Let's be very very clear what we're arguing about here. We're not arguing about whether Hall can be executed. That's still on the table. We haven't definitively decided that Hall is intellectually disabled. That's still up in the air too. All this case was about was whether Hall could be allowed the small courtesy of bringing in additional information about his intellectual disability. The court could toss some of the evidence! The jury could go all IDGAF and sentence him anyway! Hall doesn't walk away from this tralalalalaing. He just walks away from it with the right to have this information get to the jury.
Not so fast says Samuel Alito, who is really making a name for himself with some terrible ideas about how the Eighth Amendment really means that you've just got to kill kill kill. Here, Alito has a maximum bit of sad because the majority opinion relies upon some professional medical organizations, like the American Psychological Association, and that is totally unfair because state legislatures are way better at deciding who should get killed. We can't wait for Alito to decide things that involve complex questions of insurance or science or anything that requires the Court to look to guidance from outside the law. He'll just be sitting there pounding the table and pouting and demanding that states be allowed to vote on whether or not gravity exists.
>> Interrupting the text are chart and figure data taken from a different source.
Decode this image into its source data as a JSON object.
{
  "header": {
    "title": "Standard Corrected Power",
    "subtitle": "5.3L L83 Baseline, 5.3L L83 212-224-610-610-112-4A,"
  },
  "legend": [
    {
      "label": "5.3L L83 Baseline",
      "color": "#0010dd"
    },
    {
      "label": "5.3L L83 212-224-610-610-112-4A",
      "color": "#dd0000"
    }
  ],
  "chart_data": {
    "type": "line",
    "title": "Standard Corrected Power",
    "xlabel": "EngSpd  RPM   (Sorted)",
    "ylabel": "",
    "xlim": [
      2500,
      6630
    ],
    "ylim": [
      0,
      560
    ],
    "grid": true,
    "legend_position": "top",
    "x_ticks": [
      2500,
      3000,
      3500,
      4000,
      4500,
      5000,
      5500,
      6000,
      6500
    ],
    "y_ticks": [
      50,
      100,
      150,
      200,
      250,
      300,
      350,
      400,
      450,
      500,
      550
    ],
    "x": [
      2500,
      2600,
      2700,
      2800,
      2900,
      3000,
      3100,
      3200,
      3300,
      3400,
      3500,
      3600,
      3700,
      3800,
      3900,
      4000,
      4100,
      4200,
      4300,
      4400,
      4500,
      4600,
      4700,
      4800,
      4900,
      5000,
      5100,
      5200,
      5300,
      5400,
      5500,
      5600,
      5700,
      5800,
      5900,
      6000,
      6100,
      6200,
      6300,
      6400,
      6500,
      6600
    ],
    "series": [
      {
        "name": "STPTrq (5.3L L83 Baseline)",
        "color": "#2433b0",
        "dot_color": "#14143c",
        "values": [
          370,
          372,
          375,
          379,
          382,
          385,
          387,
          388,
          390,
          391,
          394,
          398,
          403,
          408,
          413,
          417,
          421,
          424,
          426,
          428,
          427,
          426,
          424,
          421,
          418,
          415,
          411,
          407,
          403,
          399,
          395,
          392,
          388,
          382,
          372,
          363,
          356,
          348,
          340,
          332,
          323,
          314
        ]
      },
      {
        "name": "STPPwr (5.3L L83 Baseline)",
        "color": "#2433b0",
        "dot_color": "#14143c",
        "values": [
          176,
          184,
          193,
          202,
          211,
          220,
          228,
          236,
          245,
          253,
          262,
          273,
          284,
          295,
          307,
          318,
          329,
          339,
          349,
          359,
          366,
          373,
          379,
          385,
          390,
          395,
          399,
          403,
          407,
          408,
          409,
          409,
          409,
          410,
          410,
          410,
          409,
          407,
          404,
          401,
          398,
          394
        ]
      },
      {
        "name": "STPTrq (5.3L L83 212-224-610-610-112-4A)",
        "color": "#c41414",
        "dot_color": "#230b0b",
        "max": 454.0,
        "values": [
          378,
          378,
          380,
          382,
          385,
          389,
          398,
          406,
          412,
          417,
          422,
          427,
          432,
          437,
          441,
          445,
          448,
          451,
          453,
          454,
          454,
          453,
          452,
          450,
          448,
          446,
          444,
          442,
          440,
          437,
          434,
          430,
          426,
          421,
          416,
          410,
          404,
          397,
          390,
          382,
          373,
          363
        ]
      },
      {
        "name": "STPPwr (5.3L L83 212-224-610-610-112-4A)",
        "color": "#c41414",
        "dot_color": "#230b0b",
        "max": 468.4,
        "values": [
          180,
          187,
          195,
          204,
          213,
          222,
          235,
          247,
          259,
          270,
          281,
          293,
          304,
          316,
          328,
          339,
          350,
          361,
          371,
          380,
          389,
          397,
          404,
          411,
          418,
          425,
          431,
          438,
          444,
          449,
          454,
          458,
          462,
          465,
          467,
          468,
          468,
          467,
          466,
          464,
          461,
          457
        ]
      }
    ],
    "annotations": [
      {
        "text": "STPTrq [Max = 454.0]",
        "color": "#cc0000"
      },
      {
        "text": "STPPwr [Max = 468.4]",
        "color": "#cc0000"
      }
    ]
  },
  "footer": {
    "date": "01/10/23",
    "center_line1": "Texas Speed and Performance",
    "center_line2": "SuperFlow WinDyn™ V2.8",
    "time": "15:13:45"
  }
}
Just imagine looking back on your life's work and thinking "yeah, I'm pretty fucking proud of that time I fought to get a guy executed in Florida, even though he couldn't read or talk and had the intellectual capacity of a four-year-old. Good times, good times." We're sure that Saint Peter will greet Alito, an ostensibly strict Roman Catholic, with open arms even though the church has made it pretty clear that they oppose the death penalty because of how it is ACTUAL KILLING OF A HUMAN BEING. Stand proud, Sammy Boy.